I took all of the pictures in this post last weekend. I was just loving the amazing January sky on Saturday and Sunday. It was crazy warm and beautiful in January? I'll take it! How much can you say about that in a blog post though?
That's nice to talk about and all, but this sweet child right here found something of mine last weekend that I have to tell you about.
We have been rearranging the unfinished room in the basement. We were attempting to fit more stuff in there. Along the way, I opened one of the many tubs that was labeled "Heather's Childhood." What was inside made my heart melt. I had so many things, like the Garfield I slept with every single night of my youth, the tin can holding my Strawberry Shortcake Miniature collection (that to this day still smell like sweet berries), and my Astronaut Barbie. I mean, didn't all young girls have the Astronaut Barbie? I mean, come on. She rocked.
But Jesse's eyes were drawn to this small little book sort of sticking out from under the stack. She pulled it out, and I couldn't believe I still had it. It wasn't just a book folks, it was my childhood diary. It was my Strawberry Shortcake childhood diary.
Luckily, we did not need a key to look inside. It looked like I had lost it back in the day and had to cut the thing open at some point. Or perhaps my brother did? I shouldn't blame him like that with no proof. Bad sister. Anyway.
It was 1983. I was 10 years old. 10 years old. I was 10 years old, and I had a diary. I didn't write in it that much, but what I did write was so fun to read.
All of my writing was in cursive. Cursive. Will they teach my kids cursive in school? Anyway, I am so easily distracted. It was just an observation.
Most of my writing was just silliness. I wrote about boys. I wrote about friends. I wrote about my family. I wrote if I got to watch the soaps that day. I actually wrote about a school project I was proud of. Nerd.
I was 10, and I watched the soaps. I fought with my brother. I noted when my Mom was in a bad mood, and then I would come back at the end of the day to clear it up and say her mood had changed. The world just ended if I wasn't allowed to go to the Show on Friday night. And goodness gracious if the cute boy didn't ask me to sit with him at the Show. I would be completely devistated.
If you didn't grow up with me, the Show was actually my small town movie theater. Our parents actually dropped us off at this age and picked us up when the movies were over. We hoped a cute guy would ask us to "sit" with them. We ate Watermelon Jolly Ranchers there. We giggled. We didn't actually watch many movies. There was a tall, mean man that monitored the theater isles. When he walked by, you were on your best behavior or else!
Life in a small town...thrilling it was.
Ok, back to 2012. I am 38 years old, and I have a 7 year old son and an almost 4 year old daughter. I will never drop either of them off at a movie theater on a Friday night unattended. I will, however, attempt to find them Watermelon Jolly Ranchers. Now that I have thought about them, I have to have them. They need to be the square kind in the little packet (similar to Life Savers). Do they make them this way anymore?
No, really, back to 2012.
On Sunday, we went to our favorite park again. First thing I noticed was...when did her hair get so long? This happened over night.
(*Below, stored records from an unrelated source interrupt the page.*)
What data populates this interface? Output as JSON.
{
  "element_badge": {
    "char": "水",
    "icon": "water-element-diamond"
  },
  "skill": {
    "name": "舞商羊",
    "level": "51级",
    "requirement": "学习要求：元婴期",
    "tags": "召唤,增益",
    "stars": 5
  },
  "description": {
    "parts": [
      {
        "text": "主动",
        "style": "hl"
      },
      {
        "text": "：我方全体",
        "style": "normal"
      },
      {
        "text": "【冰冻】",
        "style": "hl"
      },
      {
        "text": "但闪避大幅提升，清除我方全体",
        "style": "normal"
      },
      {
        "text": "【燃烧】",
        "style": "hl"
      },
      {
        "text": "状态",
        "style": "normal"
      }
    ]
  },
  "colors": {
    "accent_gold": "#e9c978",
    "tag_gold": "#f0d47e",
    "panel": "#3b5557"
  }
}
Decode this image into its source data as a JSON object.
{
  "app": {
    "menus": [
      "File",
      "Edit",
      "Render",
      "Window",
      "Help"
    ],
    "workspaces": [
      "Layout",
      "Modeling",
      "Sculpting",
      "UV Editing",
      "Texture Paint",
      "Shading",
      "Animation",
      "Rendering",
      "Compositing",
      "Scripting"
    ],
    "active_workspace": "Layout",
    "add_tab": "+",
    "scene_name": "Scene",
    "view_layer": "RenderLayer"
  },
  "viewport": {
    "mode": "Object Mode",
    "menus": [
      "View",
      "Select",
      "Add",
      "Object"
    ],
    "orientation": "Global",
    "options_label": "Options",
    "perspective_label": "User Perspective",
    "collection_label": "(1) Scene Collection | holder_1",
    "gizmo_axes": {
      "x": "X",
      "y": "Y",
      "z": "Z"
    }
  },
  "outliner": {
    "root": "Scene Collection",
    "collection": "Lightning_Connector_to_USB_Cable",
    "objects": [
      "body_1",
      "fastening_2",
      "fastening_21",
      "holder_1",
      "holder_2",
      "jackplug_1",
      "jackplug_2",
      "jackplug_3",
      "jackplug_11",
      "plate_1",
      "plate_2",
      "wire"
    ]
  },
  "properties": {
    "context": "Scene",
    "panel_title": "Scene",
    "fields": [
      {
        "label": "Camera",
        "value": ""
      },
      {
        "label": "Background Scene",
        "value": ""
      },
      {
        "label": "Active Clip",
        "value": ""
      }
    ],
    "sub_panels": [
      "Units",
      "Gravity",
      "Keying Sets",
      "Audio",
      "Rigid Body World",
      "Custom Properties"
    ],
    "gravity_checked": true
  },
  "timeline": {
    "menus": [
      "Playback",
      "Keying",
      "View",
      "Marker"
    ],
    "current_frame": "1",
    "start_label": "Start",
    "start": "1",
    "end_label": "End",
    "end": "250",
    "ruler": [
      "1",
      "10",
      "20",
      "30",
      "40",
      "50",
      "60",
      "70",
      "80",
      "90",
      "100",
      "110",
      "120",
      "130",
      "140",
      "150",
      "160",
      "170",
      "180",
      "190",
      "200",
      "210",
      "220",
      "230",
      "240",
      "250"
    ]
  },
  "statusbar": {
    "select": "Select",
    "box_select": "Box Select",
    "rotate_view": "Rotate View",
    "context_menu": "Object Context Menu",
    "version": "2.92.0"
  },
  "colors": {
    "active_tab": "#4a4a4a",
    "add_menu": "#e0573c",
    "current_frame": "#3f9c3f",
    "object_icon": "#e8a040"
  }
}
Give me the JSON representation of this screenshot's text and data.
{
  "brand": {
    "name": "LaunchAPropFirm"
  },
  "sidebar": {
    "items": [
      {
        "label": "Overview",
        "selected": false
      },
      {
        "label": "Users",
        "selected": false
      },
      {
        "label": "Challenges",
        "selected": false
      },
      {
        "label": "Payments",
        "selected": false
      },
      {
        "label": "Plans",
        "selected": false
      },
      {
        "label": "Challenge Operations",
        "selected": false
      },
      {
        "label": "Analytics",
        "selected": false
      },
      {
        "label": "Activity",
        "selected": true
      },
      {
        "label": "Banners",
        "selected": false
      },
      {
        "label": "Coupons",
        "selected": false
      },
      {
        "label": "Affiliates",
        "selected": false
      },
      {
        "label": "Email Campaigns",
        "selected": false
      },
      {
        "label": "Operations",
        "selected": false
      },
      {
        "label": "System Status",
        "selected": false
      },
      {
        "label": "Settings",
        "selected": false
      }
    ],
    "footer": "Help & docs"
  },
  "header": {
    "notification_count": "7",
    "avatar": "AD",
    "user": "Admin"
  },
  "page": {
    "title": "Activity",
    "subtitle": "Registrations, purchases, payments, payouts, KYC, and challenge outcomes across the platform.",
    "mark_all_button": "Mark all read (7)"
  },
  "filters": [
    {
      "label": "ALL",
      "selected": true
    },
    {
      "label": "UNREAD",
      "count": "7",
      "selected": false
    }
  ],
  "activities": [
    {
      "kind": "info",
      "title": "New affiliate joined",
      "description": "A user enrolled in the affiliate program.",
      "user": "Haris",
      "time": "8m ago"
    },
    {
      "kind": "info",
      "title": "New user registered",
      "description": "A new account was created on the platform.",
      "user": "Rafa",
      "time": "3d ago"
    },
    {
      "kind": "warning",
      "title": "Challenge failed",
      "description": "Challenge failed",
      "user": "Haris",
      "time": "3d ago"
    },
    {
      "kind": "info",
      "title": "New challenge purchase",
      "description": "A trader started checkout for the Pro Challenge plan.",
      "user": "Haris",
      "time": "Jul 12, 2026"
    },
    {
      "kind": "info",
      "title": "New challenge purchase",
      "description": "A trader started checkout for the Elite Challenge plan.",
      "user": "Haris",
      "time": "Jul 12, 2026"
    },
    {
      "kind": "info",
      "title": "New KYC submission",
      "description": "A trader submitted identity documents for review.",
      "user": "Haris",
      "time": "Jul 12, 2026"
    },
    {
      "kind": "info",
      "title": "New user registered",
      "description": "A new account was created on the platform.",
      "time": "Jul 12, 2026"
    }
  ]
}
This "bench" was a real life Lincoln Log. Super Cool. My kids have Lincoln Logs. I had Lincoln Logs as a child. Honestly, we all liked Legos better. It's just the truth, but at least they understood what this was.
I can't believe that is Luke. He's so big. And that ear. That sweet ear. It will always be a little bit tilted, and I love it.
Now for my monkeys in action.
This tree was so high off the ground. I had to zoom in like crazy.
And Jonah was swinging with no fear.
Ha, just kidding. It was just a low, funky limb. It was still really fun to swing on. I'm totally too protective to let them hang from a high limb...or go to the movies alone...like ever.
It was a great day to be out. I love that we take the time to do this now.
But back to the diary...
I've learned something from my diary discovery. I will buy my kids diaries for absolute sure. I want the old fashioned kind with a little key. I want them to write whatever they want and store it in a secret place. And I totally want them to laugh out loud reading it with their kids when they are 38.
Because (Jesse in particular), I'm pretty sure that when you read how upset you were that Alex was not at the movies on a certain Friday night, and you sat with your friend Barry instead, who you actually didn't like but did just because he asked and Alex wasn't there for goodness sakes, and your friends Blake and Jimbo went back and told Alex and how very upset that made you...that you, my sweet daughter, will start rolling on the floor when your little girl says, "Who is Jimbo?" You will laugh so hard you cry. You will try to remember him and wish him well and wonder why in the world people quit naming their kids Jimbo. Your daughter will stare at you in mass confusion and you will tell her she is free to write on the pages that you didn't.
Wait a minute...I just said my children wouldn't be allowed to go to the movies alone. Oh well, they will not have this story, but I am sure, whatever story they have will be pretty funny.
Thank you Mom for buying me that diary. Thank you so much! I know you can hear me.
And in the words of my childhood Strawberry Shortcake, "Life is Delicious!" Isn't it?